I have a dataset similar to this one:
Mother ID ChildID ethnicity
0 1 1 White Other
1 2 2 Indian
2 3 3 Black
3 4 4 Other
4 4 5 Other
5 5 6 Mixed-White and Black
To simplify my dataset and make it more relevant to the classification I am performing, I want to categorise ethnicities into 3 categories as such:
- White: within this category I will include 'White British' and 'White Other' values
- South Asian: the category will include 'Pakistani', 'Indian', 'Bangladeshi'
- Other: 'Other', 'Black', 'Mixed-White and Black', 'Mixed-White and South Asian' values
So I want the above dataset to be transformed to:
Mother ID ChildID ethnicity
0 1 1 White
1 2 2 South Asian
2 3 3 Other
3 4 4 Other
4 4 5 Other
5 5 6 Other
To do this I have run the following code, similar to the one provided in this answer:
col = 'ethnicity'
conditions = [ (df[col] in ('White British', 'White Other')),
(df[col] in ('Indian', 'Pakistani', 'Bangladeshi')),
(df[col] in ('Other', 'Black', 'Mixed-White and Black', 'Mixed-White and South Asian'))]
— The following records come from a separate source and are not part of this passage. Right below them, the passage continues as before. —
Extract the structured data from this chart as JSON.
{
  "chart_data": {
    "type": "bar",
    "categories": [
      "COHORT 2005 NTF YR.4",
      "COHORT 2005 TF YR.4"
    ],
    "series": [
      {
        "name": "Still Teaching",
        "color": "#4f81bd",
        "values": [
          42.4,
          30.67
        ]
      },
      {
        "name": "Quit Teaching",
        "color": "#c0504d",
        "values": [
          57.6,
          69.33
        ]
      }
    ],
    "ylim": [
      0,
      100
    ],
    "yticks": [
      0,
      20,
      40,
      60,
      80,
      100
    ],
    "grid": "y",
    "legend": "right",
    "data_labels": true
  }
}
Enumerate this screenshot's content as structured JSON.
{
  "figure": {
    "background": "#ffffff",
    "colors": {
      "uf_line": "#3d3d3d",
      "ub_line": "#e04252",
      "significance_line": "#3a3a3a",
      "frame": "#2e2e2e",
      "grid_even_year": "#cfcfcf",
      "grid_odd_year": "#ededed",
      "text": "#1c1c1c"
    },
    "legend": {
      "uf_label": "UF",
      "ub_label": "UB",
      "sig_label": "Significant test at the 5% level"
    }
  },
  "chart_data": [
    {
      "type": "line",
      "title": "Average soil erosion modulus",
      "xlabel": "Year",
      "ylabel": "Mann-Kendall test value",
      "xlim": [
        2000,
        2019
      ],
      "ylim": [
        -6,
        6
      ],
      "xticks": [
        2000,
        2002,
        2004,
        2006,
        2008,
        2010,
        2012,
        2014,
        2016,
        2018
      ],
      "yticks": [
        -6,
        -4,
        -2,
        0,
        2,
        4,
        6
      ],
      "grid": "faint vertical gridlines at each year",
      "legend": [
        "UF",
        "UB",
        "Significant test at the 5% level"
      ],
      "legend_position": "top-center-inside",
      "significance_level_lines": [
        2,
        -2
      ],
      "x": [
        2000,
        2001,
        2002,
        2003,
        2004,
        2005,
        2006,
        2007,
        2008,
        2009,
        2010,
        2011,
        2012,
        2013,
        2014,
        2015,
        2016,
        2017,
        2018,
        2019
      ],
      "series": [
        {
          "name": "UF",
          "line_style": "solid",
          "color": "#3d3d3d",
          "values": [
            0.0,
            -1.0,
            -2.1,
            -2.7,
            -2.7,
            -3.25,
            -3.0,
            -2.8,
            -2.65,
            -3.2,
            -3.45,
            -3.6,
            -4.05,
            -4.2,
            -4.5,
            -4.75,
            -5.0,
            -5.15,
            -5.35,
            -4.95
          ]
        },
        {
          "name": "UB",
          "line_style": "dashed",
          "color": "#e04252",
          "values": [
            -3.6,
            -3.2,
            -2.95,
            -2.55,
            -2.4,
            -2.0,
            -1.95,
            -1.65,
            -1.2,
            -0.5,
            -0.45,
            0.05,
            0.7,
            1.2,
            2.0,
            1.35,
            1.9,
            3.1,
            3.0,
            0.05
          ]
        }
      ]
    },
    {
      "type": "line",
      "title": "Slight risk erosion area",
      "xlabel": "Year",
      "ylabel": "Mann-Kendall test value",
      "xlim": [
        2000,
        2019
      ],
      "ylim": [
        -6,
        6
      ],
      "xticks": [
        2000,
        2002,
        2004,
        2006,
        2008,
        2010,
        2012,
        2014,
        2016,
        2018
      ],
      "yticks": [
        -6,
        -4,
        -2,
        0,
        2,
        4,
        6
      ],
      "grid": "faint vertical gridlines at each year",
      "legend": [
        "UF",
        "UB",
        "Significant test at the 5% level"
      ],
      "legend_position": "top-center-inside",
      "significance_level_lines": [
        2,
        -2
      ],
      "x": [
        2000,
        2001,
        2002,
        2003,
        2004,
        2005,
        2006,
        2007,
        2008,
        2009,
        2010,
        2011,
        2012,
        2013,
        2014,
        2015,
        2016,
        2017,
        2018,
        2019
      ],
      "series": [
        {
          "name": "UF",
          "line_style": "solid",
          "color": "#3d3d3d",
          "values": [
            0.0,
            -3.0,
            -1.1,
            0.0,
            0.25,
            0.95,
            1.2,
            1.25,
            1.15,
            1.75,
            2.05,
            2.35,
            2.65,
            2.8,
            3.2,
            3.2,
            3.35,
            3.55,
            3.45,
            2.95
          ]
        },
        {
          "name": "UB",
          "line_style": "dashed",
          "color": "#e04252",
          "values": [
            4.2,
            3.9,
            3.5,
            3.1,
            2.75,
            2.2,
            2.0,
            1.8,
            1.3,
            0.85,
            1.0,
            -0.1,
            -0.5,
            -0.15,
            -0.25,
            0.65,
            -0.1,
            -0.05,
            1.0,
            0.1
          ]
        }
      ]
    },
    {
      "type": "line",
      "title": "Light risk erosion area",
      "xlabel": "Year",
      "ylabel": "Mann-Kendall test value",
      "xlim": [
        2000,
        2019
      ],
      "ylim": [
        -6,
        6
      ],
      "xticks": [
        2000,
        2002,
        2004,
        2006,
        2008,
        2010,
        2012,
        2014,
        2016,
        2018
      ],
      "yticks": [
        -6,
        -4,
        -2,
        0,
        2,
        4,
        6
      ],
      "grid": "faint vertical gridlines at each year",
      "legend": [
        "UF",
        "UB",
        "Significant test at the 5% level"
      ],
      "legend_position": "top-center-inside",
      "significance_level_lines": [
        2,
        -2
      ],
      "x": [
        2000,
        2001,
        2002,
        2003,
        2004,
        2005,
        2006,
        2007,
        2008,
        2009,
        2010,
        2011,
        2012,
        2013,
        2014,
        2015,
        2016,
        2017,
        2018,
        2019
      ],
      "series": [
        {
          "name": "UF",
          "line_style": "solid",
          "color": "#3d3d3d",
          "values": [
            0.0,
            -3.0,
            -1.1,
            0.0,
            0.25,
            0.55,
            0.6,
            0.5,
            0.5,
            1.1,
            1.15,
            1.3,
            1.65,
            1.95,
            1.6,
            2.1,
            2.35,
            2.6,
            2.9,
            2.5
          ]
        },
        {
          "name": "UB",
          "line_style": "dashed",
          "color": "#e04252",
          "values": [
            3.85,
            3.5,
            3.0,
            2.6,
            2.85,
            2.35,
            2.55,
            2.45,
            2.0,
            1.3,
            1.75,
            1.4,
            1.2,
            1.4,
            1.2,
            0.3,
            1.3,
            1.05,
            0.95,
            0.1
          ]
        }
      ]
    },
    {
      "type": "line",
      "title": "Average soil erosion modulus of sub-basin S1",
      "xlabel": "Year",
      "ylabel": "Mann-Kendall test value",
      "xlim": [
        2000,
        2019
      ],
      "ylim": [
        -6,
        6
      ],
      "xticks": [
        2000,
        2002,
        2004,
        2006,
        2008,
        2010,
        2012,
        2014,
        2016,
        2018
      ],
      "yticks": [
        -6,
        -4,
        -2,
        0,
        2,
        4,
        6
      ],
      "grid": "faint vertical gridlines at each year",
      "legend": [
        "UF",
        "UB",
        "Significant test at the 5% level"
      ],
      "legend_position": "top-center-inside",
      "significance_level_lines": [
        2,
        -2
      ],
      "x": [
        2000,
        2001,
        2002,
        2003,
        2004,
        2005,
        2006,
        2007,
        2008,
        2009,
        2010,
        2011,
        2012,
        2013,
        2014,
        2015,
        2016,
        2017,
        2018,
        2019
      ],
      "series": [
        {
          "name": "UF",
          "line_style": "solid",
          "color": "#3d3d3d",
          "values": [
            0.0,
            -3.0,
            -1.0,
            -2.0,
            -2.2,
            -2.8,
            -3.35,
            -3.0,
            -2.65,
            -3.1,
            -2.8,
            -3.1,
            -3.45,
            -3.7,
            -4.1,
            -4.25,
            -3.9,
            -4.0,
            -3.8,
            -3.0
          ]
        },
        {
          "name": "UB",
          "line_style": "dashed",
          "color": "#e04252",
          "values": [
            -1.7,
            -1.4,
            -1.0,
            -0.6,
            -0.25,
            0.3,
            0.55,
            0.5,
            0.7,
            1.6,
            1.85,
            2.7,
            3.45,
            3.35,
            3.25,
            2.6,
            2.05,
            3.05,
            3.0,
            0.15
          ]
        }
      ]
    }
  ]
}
choices = ['White', 'South Asian', 'Other']
df["ethnicity"] = np.select(conditions, choices, default=np.nan)
But when running this, I get the following error: ValueError: The truth value of a Series is ambiguous. Use a.empty, a.bool(), a.item(), a.any() or a.all().
Any idea why I am getting this error? Am I not handling the string comparison correctly? I am using a similar technique to manipulate other features in my dataset and it is working fine there.